Are these cyclohexanes truly chiral or is it a trick question?

[physickkksss]

Homework Statement

Looking at questions 18-20 on this webpage:
http://www.utdallas.edu/~scortes/ochem/OChem1_Lecture/exercises/ch5_stereo1.pdf

(Answers given on end of handout)

Homework Equations

Meso compounds have an internal plane of symmetry

The Attempt at a Solution

Compounds #18 and #20 seem to have an internal plane of symmetry, but the answers say that they are not meso

Am I missing something here or is that a typo on the sheet?

 

[nobahar]

Hello!

From http://books.google.co.uk/books?id=...CEAQ6AEwAw#v=onepage&q=meso compound&f=false:

"To be a meso compound, a molecule must also have chiral isomers."

Hope that helps!

 

[physickkksss]

Not really sure what that means..."chiral isomers"

For example, wouldn't the molecule in Q#20have chiral isomers, if you change one of the methyl groups to another configuration?

 

[nobahar]

This is my understanding of meso compound, enantiomers, etc. Maybe chemistree or Borek could weigh-in if need be.

There is steroisomerism and structural isomerism: structural isomerism is when you have the same number of atoms and the same number of each type of atom in the molecules but the way they are connected up is different (see http://en.wikipedia.org/wiki/Structural_isomer). Stereoisomerism is when you have the same number of atoms and the same number of each type of atom in the molecules AND the molecules are connected up the same way, but the positions in space of the atoms relative to one another is different (see http://en.wikipedia.org/wiki/Stereoisomerism).

Chirality is to do with mirror-images: if you move one of the functional groups - such as a methyl group - to a different carbon you have structural isomerism, but they aren't mirror images. If you take a molecule and draw its mirror image, and you can't rotate it such that you end up with the original (i.e they are not superposable) then you have a chiral (as oppose to an achiral) molecule - the molecules are enantiomers.

This can be extended: you can get molecules that are connected in the same way and that differ in the position of the atoms relative to one another in space (stereoisomerism), but are not mirror-images of one another: these are diastereoisomers.
When a compound has enantiomers, and these enantiomers have a diastereoisomer that is superposable on its mirror-image, then the 'version' of the molecule that is superposable on its mirror-image is the meso compound. You can see this in figure 3.4 in the link above: for tartaric acid, there are enentiomers, and these enantiomers are diastereoimsomers to the meso compound, the relative arrangement of the atoms in space is different between all three, but the mirror image of the meso compound can be rotated such that is is superposable on the original.

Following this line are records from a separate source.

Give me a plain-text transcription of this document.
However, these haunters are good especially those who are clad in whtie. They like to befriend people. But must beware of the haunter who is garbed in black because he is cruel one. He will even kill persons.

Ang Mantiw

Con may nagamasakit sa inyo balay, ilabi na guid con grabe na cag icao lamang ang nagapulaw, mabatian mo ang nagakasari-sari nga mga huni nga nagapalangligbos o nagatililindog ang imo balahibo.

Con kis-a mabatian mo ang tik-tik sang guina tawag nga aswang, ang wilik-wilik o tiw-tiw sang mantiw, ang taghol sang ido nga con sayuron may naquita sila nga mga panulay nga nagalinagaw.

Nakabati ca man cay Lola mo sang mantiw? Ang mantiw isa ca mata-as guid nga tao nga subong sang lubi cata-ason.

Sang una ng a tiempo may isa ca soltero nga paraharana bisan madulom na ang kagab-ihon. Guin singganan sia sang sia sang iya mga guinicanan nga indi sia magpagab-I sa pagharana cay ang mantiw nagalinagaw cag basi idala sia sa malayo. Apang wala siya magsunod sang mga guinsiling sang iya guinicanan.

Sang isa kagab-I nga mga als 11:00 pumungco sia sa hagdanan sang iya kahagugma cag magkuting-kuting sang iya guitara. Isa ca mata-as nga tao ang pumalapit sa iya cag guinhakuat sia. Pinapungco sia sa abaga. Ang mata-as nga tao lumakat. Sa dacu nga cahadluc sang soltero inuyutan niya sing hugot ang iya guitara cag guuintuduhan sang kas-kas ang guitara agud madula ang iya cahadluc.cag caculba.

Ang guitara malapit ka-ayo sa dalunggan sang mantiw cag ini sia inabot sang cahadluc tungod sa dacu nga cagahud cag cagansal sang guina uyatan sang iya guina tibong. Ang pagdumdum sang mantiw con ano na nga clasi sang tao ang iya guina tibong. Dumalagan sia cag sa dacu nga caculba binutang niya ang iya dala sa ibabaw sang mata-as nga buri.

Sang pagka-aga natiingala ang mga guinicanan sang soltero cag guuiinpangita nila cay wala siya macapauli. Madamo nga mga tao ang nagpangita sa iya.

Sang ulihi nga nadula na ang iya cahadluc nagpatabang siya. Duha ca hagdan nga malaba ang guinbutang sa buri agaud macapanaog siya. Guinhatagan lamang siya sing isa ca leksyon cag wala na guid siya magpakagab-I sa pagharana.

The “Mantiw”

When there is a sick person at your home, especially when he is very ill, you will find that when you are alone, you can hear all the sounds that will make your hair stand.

Sorry if that explanation is confusing. I recommend the wikipedia links and the link to the textbook above.

 

[nobahar]

I figured it might help to do two examples - 19 and 20 - from your questions.
If you draw 19, and then draw its mirror image, you'll find you can rotate the mirror-image to match the original, these are superposable, it meets one requirement for being a meso comppound, but it also needs diastereoisomers that are enantiomers. The way the atoms in the molecules are connected needs to be kept the same, but the positions in space can be changed: it wouldn't bemuch use to move both the Cls behind the plane of the screen, because you can rotate the molecule to get the same compound. Instead, move one Cl behind the plane of the screen and keep the other Cl pointing out of the plane; then draw the mirror-image of this. You'll find they are not superposable, they are eneantiomers and both are diastereoisomers of the compound drawn in 19 (where both Cls are coming out of the plane of the screen). 19 also meets the second requirement: it has diastereoisomers that are enantiomers. Therefore, 19 is a meso compound.

For 20, if you draw its mirror-image, you'll find you can rotate the molecule to get the original. It meets the first requirement for a meso compound. To get a diastereoisomer of 20, do the same thing as for 19: keep one Cl coming out of the plane of the screen and draw one Cl going behind the plane of the screen; then draw its mirror-image. You'll find you can rotate it to overlap. These are therefore not enantiomers, and therefore 20 is not a meso compound because there are not diastereoisomers of 20 that are enantiomers.

Hope that helps! (and I hope its right!)

 

[chemisttree]

Homework Statement

Looking at questions 18-20 on this webpage:
http://www.utdallas.edu/~scortes/ochem/OChem1_Lecture/exercises/ch5_stereo1.pdf

(Answers given on end of handout)

Homework Equations

Meso compounds have an internal plane of symmetry

The Attempt at a Solution

Compounds #18 and #20 seem to have an internal plane of symmetry, but the answers say that they are not meso

Am I missing something here or is that a typo on the sheet?

1,4-disubstituted cyclohexanes are not chiral because they have identical substitution around the putative 'asymetric' carbons... which aren't asymetric at all. Bicyclo[2.2.2]octane similarly has no chiral centers.

This is a cruel and twisted version of the 'meso trap'.